Tateishi et al. (1995) succeeded in transmitting human fatal familial insomnia to mice, thus placing FFI within the group of infectious cerebral amyloidoses.

Useful information on the pathogenesis of fatal familial insomnia was provided by the descriptions of sporadic fatal insomnia by Mastrianni et al. (1999) and Parchi et al. (1999), which were reviewed by Gambetti and Parchi (1999). Mastrianni et al. (1999) described a 44-year-old man with insomnia, dysautonomia, and ataxia, followed toward the end of the fatal 16-month course by hallucinations and myoclonus. Histopathologic examination showed lesions that were indistinguishable in type and regional distribution from those of fatal familial insomnia; the amount, distribution, and molecular mass of the pathologic isoform of the prion protein (PrP(Sc)) in the brain were similar to those in fatal familial insomnia. However, a rigorous analysis of the PRNP gene failed to identify the mutation at codon 178 (D178N) that is associated with FFI. Mastrianni et al. (1999) argued that their patient had a sporadic form of fatal insomnia. This conclusion was supported by the description of 5 such patients by Parchi et al. (1999). Mastrianni et al. (1999) also demonstrated experimental transmission of sporadic fatal insomnia to mice. Mice inoculated with brain homogenates from subjects with fatal familial insomnia or sporadic fatal insomnia had lesions of similar types and distributions in their brains. In both familial and sporadic fatal insomnia, the molecular mass of the Prp(Sc) fragment was 19 kD (PrpSc type 2) in these mice. In contrast, these characteristics were different in the mice inoculated with homogenate from patients with typical sporadic or familial Creutzfeldt-Jakob disease, and the molecular mass of their PrP(Sc) was 21 kD (PrpSc type 1). These findings indicated that fatal familial insomnia can be generated in the absence of the D178N mutation.
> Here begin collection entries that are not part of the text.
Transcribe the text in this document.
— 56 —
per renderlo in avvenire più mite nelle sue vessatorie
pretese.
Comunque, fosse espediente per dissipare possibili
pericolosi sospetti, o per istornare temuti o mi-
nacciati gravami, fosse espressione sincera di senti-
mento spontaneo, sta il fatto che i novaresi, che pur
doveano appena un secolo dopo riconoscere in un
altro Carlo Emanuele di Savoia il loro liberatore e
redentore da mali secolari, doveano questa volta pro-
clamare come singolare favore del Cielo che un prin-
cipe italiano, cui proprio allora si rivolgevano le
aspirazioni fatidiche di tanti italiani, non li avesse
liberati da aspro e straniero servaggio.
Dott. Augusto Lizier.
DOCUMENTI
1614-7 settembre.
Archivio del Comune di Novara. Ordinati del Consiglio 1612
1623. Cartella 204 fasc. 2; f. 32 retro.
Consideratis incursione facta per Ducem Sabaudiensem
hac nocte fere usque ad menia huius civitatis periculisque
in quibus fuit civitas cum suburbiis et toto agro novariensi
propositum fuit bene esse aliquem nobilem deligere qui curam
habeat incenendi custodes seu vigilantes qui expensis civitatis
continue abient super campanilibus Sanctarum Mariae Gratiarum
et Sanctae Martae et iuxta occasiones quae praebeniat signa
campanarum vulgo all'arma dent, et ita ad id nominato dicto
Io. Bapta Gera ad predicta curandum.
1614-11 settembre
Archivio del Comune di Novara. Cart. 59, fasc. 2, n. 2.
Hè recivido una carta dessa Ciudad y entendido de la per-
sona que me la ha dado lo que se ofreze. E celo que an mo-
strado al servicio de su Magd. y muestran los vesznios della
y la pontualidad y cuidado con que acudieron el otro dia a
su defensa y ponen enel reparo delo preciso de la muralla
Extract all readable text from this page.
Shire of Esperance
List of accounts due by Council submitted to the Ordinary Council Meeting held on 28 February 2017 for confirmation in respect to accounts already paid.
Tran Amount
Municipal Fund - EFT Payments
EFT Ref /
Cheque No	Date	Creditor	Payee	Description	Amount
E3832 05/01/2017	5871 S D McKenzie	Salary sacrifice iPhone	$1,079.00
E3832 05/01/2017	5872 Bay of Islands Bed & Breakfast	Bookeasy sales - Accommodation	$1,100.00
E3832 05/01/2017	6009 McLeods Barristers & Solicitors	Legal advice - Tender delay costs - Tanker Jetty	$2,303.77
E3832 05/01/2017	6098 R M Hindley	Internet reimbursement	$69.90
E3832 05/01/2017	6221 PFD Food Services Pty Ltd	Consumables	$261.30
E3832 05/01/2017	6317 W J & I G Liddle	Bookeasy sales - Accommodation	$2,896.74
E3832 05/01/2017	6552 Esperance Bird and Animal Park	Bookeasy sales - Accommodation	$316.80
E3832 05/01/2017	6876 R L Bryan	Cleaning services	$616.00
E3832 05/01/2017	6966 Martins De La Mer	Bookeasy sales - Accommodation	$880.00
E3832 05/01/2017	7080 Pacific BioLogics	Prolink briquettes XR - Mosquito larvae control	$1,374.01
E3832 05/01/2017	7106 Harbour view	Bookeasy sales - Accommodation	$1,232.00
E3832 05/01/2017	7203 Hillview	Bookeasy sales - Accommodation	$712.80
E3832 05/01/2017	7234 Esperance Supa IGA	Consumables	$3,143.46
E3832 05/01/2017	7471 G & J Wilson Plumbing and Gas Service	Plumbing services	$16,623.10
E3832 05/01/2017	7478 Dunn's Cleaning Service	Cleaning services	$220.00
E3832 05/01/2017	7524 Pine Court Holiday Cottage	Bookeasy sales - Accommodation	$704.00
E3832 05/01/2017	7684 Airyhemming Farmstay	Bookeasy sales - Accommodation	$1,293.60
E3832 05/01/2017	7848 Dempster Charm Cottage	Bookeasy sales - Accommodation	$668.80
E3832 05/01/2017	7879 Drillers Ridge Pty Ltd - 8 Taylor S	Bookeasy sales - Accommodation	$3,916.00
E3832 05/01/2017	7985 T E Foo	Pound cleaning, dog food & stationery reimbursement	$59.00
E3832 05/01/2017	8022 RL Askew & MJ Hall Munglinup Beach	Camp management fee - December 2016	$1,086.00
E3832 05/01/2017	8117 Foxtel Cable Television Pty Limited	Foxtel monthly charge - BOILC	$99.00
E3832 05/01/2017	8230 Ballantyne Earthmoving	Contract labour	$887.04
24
Gambetti and Parchi (1999) suggested that the repertoire of conformational changes of PrP(Sc) may be relatively limited–a factor that may facilitate the discovery of treatments.

▼ Molecular Genetics

Goldfarb et al. (1992) demonstrated that an Asp178-to-Asn (D178N) substitution in the PRNP gene, in conjunction with the met129 polymorphism on the same allele (176640.0010) was responsible for FFI. Creutzfeldt-Jakob disease was associated with val129 in all 15 affected members of 6 kindreds (see 176640.0007), whereas met129 was associated with FFI in all 15 affected members of 5 kindreds.

Medori et al. (1992) identified the D178N mutation in all 4 affected persons and 11 of 29 unaffected persons from a kindred with FFI.